Acceptance criteria verified in tree at HEAD 0a8b539e:

  • Public header core/include/libvmaf/libvmaf_vulkan.h — present.
  • Backend runtime tree core/src/vulkan/ — present (common.c, dispatch_strategy.{c,h}, picture_vulkan.{c,h}, kernel_template.h, import.c, import_picture.h, AGENTS.md, meson.build).
  • enable_vulkan Meson option declared and live.
  • ADR-0175 (Accepted) shipped the audit-first scaffold; ADR-0186 (Accepted) shipped the VkImage zero-copy import; ADR-0251 (this sweep) shipped the async pending-fence v2 model.
  • Verification command: ls core/include/libvmaf/libvmaf_vulkan.h core/src/vulkan/.

Status update 2026-05-09: MoltenVK validation lane added

Added an advisory CI lane on macos-latest (Apple Silicon) that validates the MoltenVK passthrough route for the existing Vulkan backend on macOS, complementary to the planned native Metal backend.
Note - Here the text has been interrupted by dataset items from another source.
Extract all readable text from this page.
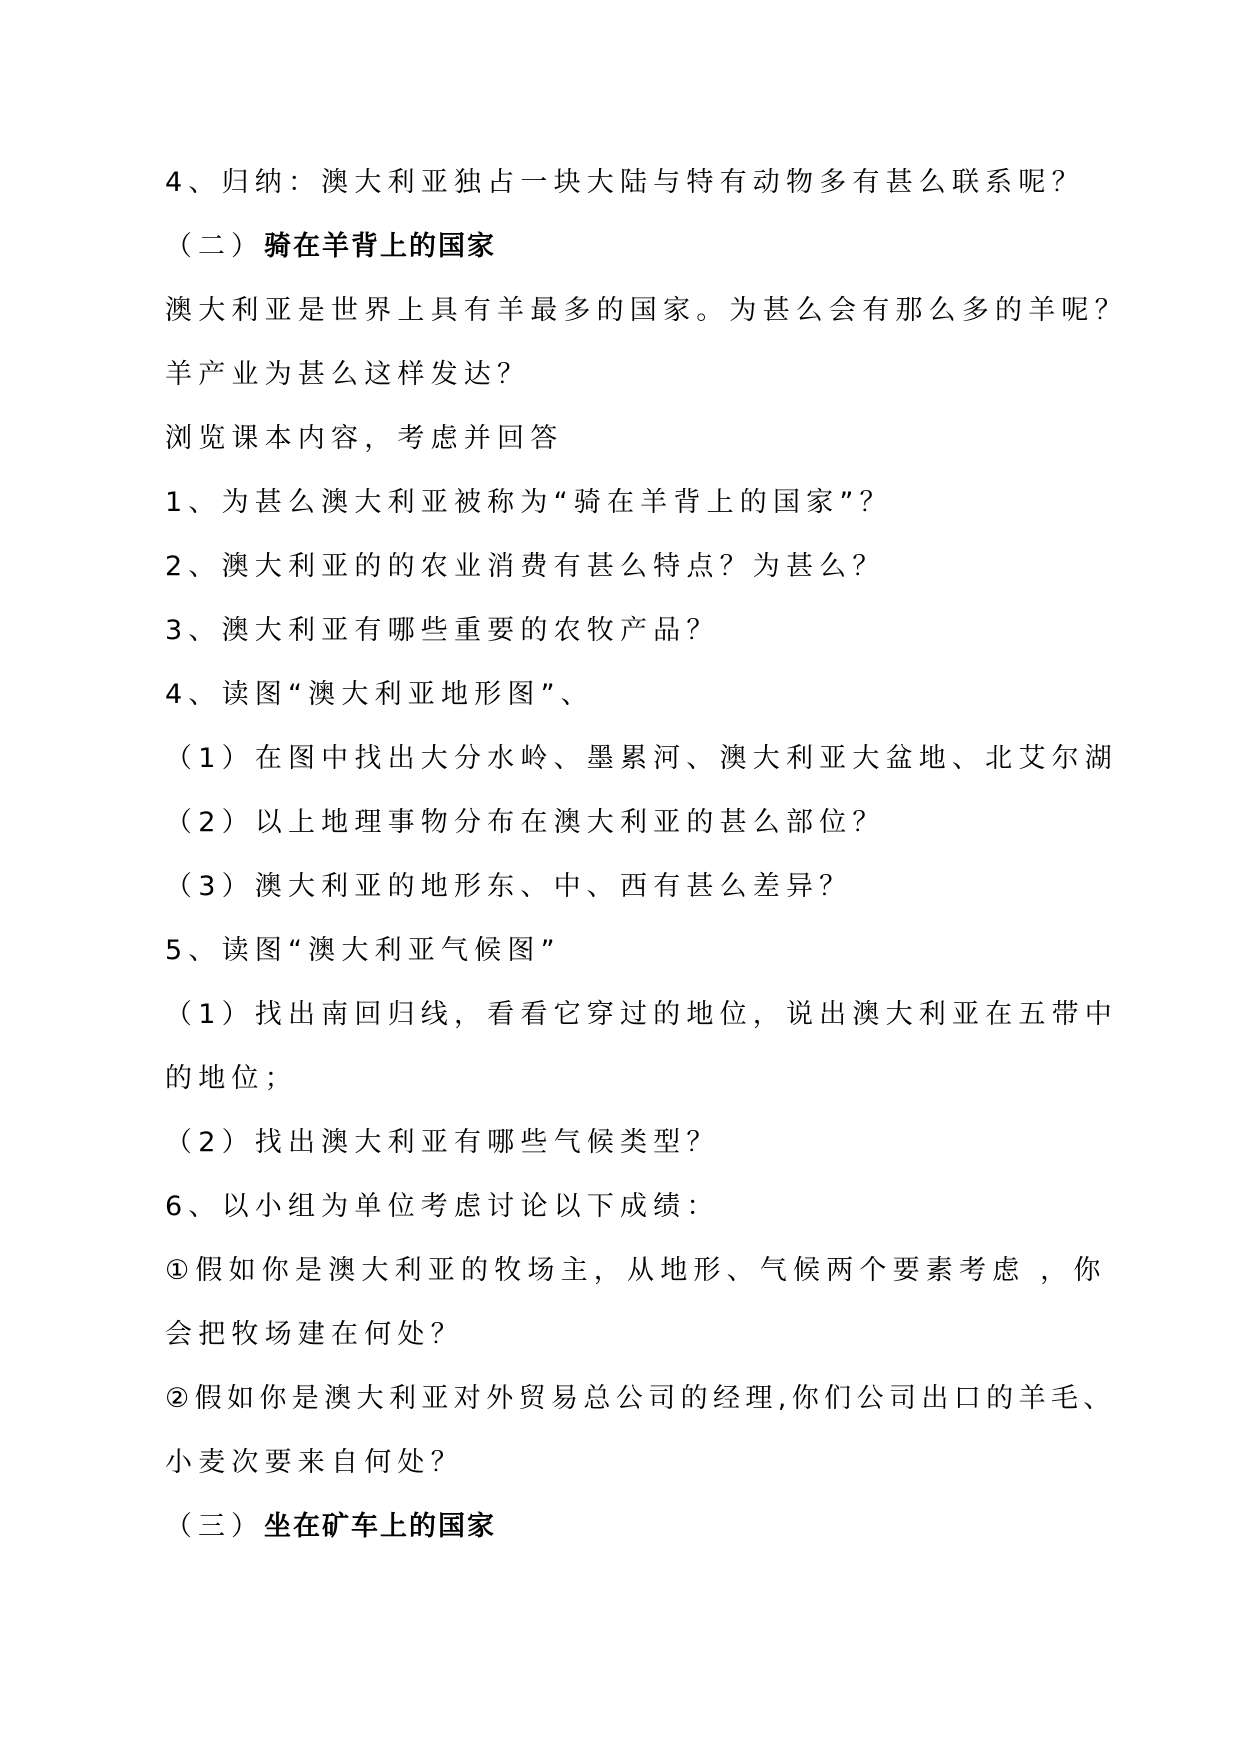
4、归纳：澳大利亚独占一块大陆与特有动物多有甚么联系呢？
（二）骑在羊背上的国家
澳大利亚是世界上具有羊最多的国家。为甚么会有那么多的羊呢？
羊产业为甚么这样发达？
浏览课本内容，考虑并回答
1、为甚么澳大利亚被称为“骑在羊背上的国家”？
2、澳大利亚的的农业消费有甚么特点？为甚么？
3、澳大利亚有哪些重要的农牧产品？
4、读图“澳大利亚地形图”、
（1）在图中找出大分水岭、墨累河、澳大利亚大盆地、北艾尔湖
（2）以上地理事物分布在澳大利亚的甚么部位？
（3）澳大利亚的地形东、中、西有甚么差异？
5、读图“澳大利亚气候图”
（1）找出南回归线，看看它穿过的地位，说出澳大利亚在五带中
的地位；
（2）找出澳大利亚有哪些气候类型？
6、以小组为单位考虑讨论以下成绩：
①假如你是澳大利亚的牧场主，从地形、气候两个要素考虑 ，你
会把牧场建在何处？
②假如你是澳大利亚对外贸易总公司的经理,你们公司出口的羊毛、
小麦次要来自何处？
（三）坐在矿车上的国家
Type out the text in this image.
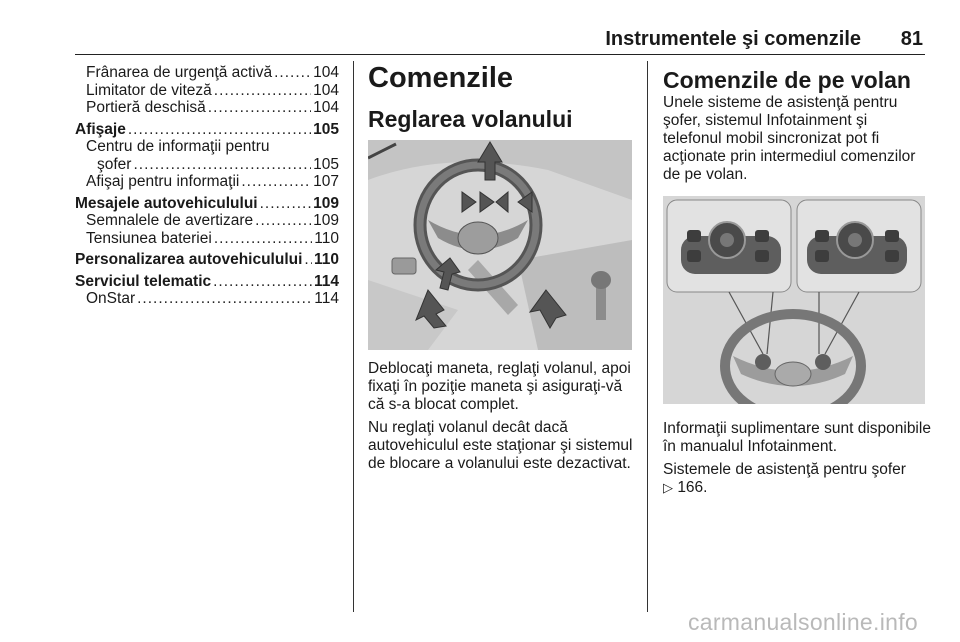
Instrumentele şi comenzile 81
Frânarea de urgenţă activă .....	104
Limitator de viteză .....	104
Portieră deschisă .....	104
Afişaje .....	105
Centru de informaţii pentru
şofer .....	105
Afişaj pentru informaţii .....	107
Mesajele autovehiculului .....	109
Semnalele de avertizare .....	109
Tensiunea bateriei .....	110
Personalizarea autovehiculului ..... 110
Serviciul telematic .....	114
OnStar .....	114
Comenzile
Reglarea volanului

Deblocaţi maneta, reglaţi volanul, apoi fixaţi în poziţie maneta şi asiguraţi-vă că s-a blocat complet.

Nu reglaţi volanul decât dacă autovehiculul este staţionar şi sistemul de blocare a volanului este dezactivat.

Comenzile de pe volan

Unele sisteme de asistenţă pentru şofer, sistemul Infotainment şi telefonul mobil sincronizat pot fi acţionate prin intermediul comenzilor de pe volan.

Informaţii suplimentare sunt disponibile în manualul Infotainment.

Sistemele de asistenţă pentru şofer
▷ 166.

carmanualsonline.info
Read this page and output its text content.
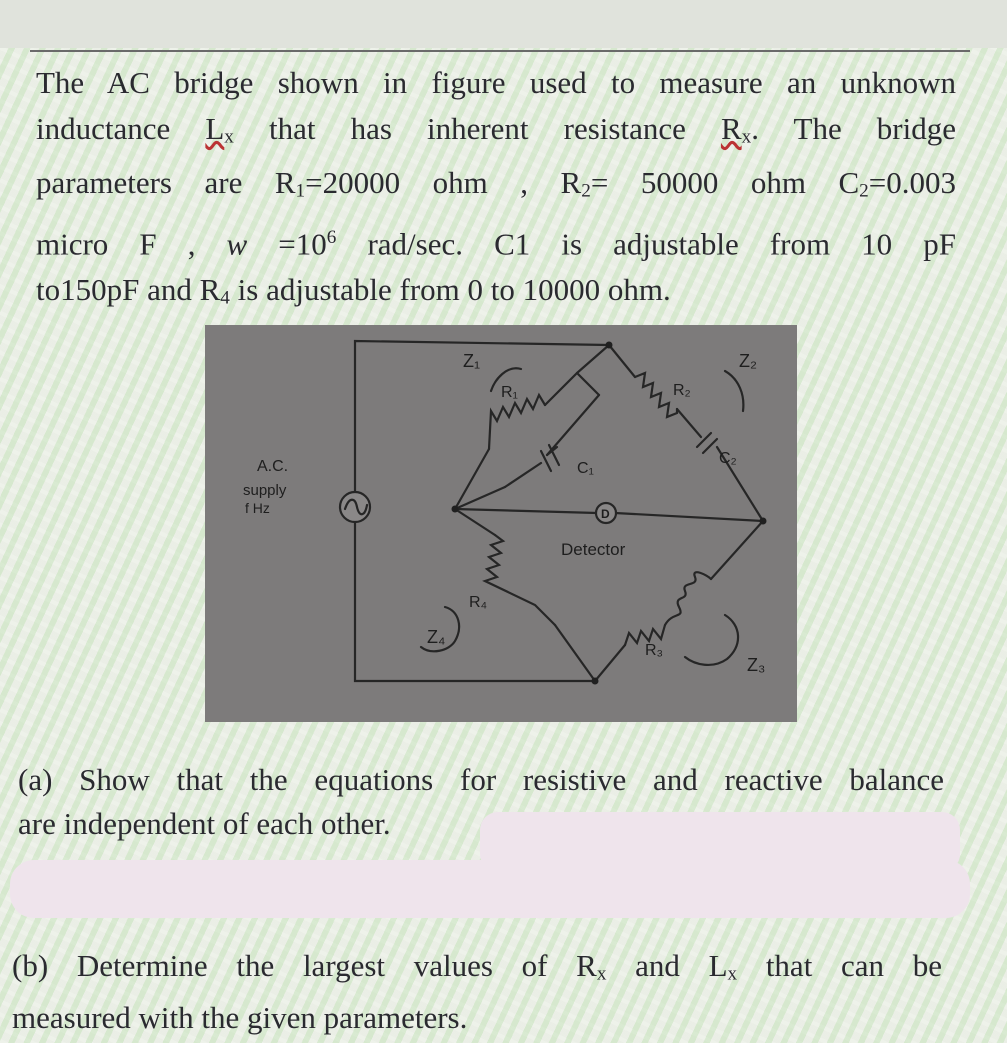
The AC bridge shown in figure used to measure an unknown
inductance $L_x$ that has inherent resistance $R_x$. The bridge
parameters are $R_1=20000$ ohm , $R_2= 50000$ ohm $C_2=0.003$
micro F , $w =10^6$ rad/sec. C1 is adjustable from 10 pF
to150pF and $R_4$ is adjustable from 0 to 10000 ohm.
A.C.
supply
f Hz
Z₁	Z₂
Z₃
Z₄
R₁	R₂
R₃
R₄
C₁
C₂
D
Detector
(a) Show that the equations for resistive and reactive balance
are independent of each other.
(b) Determine the largest values of $R_x$ and $L_x$ that can be
measured with the given parameters.
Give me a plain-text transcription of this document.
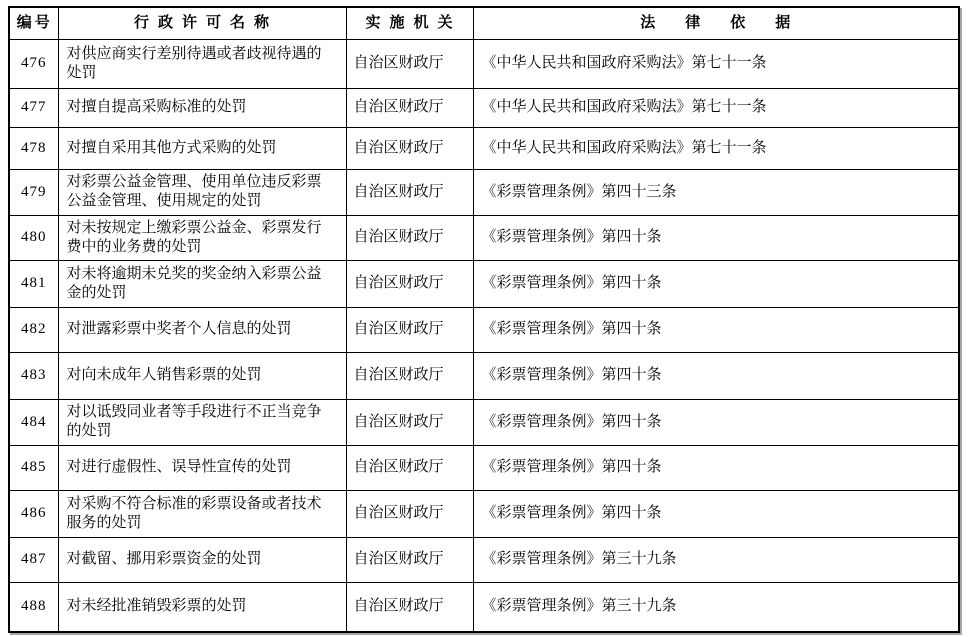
编号	行政许可名称	实施机关	法律依据
476	对供应商实行差别待遇或者歧视待遇的处罚	自治区财政厅	《中华人民共和国政府采购法》第七十一条
477	对擅自提高采购标准的处罚	自治区财政厅	《中华人民共和国政府采购法》第七十一条
478	对擅自采用其他方式采购的处罚	自治区财政厅	《中华人民共和国政府采购法》第七十一条
479	对彩票公益金管理、使用单位违反彩票公益金管理、使用规定的处罚	自治区财政厅	《彩票管理条例》第四十三条
480	对未按规定上缴彩票公益金、彩票发行费中的业务费的处罚	自治区财政厅	《彩票管理条例》第四十条
481	对未将逾期未兑奖的奖金纳入彩票公益金的处罚	自治区财政厅	《彩票管理条例》第四十条
482	对泄露彩票中奖者个人信息的处罚	自治区财政厅	《彩票管理条例》第四十条
483	对向未成年人销售彩票的处罚	自治区财政厅	《彩票管理条例》第四十条
484	对以诋毁同业者等手段进行不正当竞争的处罚	自治区财政厅	《彩票管理条例》第四十条
485	对进行虚假性、误导性宣传的处罚	自治区财政厅	《彩票管理条例》第四十条
486	对采购不符合标准的彩票设备或者技术服务的处罚	自治区财政厅	《彩票管理条例》第四十条
487	对截留、挪用彩票资金的处罚	自治区财政厅	《彩票管理条例》第三十九条
488	对未经批准销毁彩票的处罚	自治区财政厅	《彩票管理条例》第三十九条
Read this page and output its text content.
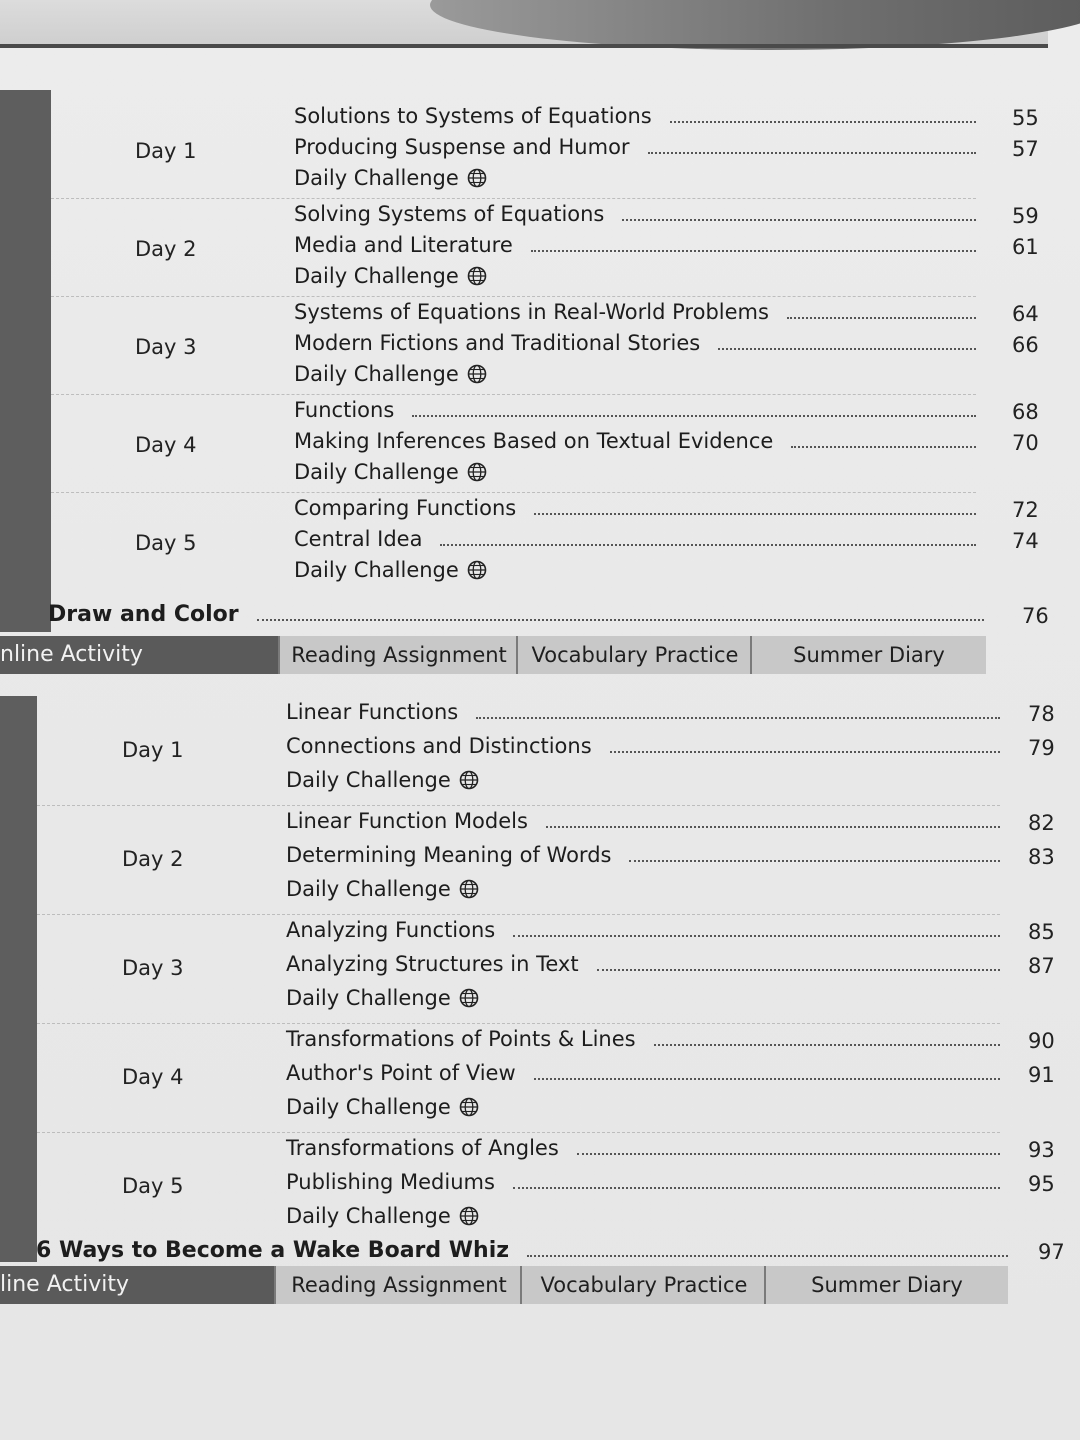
Day 1
Solutions to Systems of Equations	55
Producing Suspense and Humor	57
Daily Challenge
Day 2
Solving Systems of Equations	59
Media and Literature	61
Daily Challenge
Day 3
Systems of Equations in Real-World Problems	64
Modern Fictions and Traditional Stories	66
Daily Challenge
Day 4
Functions	68
Making Inferences Based on Textual Evidence	70
Daily Challenge
Day 5
Comparing Functions	72
Central Idea	74
Daily Challenge
Draw and Color	76
nline Activity	Reading Assignment	Vocabulary Practice	Summer Diary
Day 1
Linear Functions	78
Connections and Distinctions	79
Daily Challenge
Day 2
Linear Function Models	82
Determining Meaning of Words	83
Daily Challenge
Day 3
Analyzing Functions	85
Analyzing Structures in Text	87
Daily Challenge
Day 4
Transformations of Points & Lines	90
Author's Point of View	91
Daily Challenge
Day 5
Transformations of Angles	93
Publishing Mediums	95
Daily Challenge
6 Ways to Become a Wake Board Whiz	97
line Activity	Reading Assignment	Vocabulary Practice	Summer Diary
Per ADR-0028 immutability the body above is preserved verbatim; this appendix records the operational follow-through:

  • New CI job Build — macOS Vulkan via MoltenVK (advisory) in libvmaf-build-matrix.yml installs molten-vk + vulkan-loader + vulkan-headers + shaderc via Homebrew, points the loader at MoltenVK via VK_ICD_FILENAMES=/opt/homebrew/etc/vulkan/icd.d/MoltenVK_icd.json, and runs the three Vulkan smoke binaries (test_vulkan_smoke, test_vulkan_pic_preallocation, test_vulkan_async_pending_fence) against the Apple GPU.
  • Lane is continue-on-error: true (advisory) until one green run on master. Not a required check; not in required-aggregator.yml.
  • Operator-facing documentation lives at docs/backends/vulkan/moltenvk.md with the install matrix, known-limitations table, and failure-mode playbook.
  • See ADR-0338 for the full decision record.